One of the babies, Dotty, seemed to have a build-up of fluid around her brain, and developmental problems had caused her to pass away.
“The consultants believe the abnormalities that Dotty had were caused by a developmental issue, and the issues with her brain were potentially caused by a problem with the valve to her brain,” Kirsty said.
The heroic mum had to go through her pregnancy knowing that her angel baby Dotty would be stillborn.
Dotty, Delilah and Wilfred were born on March 6 2019 at 36 weeks, via c-section.
Kirsty says that she struggled with anxiety over her remaining two babies and that aside from her friends and family, little bereavement support was offered to her.
“The first few weeks were awful. I felt like I couldn’t leave the house because my anxiety spiralled and I was so terrified of something else happening to one of our survivors,” she recalled.
Despite being advised to share her feelings and emotions with those around her, Kirsty says she "didn't feel strong enough to speak face-to-face" about what happened.
So she turned to Instagram instead.
"It helped so much to let go of some of the fear, upset and anger that I had bottled up," she said.
“There were times when John had to speak on my behalf to the midwives at the hospital as I just couldn’t get my words out through the tears.
"But Instagram almost allowed me to have a comfort blanket for my emotions and it protected me from the face to face interactions whilst still allowing me to share my feelings.
“It gave me a platform to grieve and I spoke with so many wonderful, supportive and caring people. It also put me in contact with people who experienced loss themselves and they offered me words of comfort that really helped when I was at my lowest."
Her biggest issue after Dotty's death was the prospect of having to say goodbye once she'd given birth to her.
“The whole time I carried her I felt like she was safe and close to me, but I knew once I gave birth, I would have to grieve all over again for her.
“I cried so many tears at the thought of her being alone, so Dotty’s bunny was something I chose to keep her safe.
"I cuddled it the night before my c-section, so when they took Dotty away, she’d always have it with her, and it would smell of me.

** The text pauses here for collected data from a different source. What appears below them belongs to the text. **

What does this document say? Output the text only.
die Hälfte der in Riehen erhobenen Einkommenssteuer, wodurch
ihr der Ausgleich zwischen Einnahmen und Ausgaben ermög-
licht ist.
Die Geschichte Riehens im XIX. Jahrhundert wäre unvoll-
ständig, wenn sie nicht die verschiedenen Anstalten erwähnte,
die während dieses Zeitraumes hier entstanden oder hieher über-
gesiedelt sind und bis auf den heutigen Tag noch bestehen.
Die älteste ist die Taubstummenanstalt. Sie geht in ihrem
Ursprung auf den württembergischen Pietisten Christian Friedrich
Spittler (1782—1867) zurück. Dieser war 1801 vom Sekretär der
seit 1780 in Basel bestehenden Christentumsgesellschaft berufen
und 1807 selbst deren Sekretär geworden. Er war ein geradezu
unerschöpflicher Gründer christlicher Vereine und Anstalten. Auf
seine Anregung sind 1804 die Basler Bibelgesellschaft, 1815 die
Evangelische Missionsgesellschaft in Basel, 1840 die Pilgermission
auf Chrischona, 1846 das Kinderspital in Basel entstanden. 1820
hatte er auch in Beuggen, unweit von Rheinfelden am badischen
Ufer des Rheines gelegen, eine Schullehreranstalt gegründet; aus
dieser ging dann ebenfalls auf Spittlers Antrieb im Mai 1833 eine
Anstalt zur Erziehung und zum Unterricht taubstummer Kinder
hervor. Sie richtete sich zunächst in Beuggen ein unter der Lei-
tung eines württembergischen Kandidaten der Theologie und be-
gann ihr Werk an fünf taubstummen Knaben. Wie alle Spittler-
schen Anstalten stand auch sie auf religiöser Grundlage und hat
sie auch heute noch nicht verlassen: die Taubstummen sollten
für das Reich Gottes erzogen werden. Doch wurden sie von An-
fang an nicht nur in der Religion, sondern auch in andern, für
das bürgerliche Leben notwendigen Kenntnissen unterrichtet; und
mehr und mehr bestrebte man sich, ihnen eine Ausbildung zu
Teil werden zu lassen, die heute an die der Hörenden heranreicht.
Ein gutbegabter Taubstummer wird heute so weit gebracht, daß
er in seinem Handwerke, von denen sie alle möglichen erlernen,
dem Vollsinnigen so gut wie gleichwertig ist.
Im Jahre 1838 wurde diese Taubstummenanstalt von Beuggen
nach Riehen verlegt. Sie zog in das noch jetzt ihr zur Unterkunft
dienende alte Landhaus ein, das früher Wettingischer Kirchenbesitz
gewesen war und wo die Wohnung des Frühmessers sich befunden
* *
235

I just couldn’t bear the thought of her being alone. Delilah and Wilf also have their bunnies."
The whole experience has helped Kirsty to realise just how precious life is.
"I appreciate every second I get with my babies; I hold them even tighter and love them even more unconditionally than I even thought possible since losing Dotty."
She's now sharing her story to try to help other bereaved parents get the support they need.
“Talking really does help lift the weight of grief, but parents need support to feel like they can open up to get through what is the most heart-breaking experience.
“Whether you’ve lost a baby at three weeks or 30 weeks, or you’ve lost a child that’s been born, you are entitled to feel the upset.
"Each one of those mums and dads is a mum and a dad, and even if it’s to an angel baby, they will always be a parent to their baby.”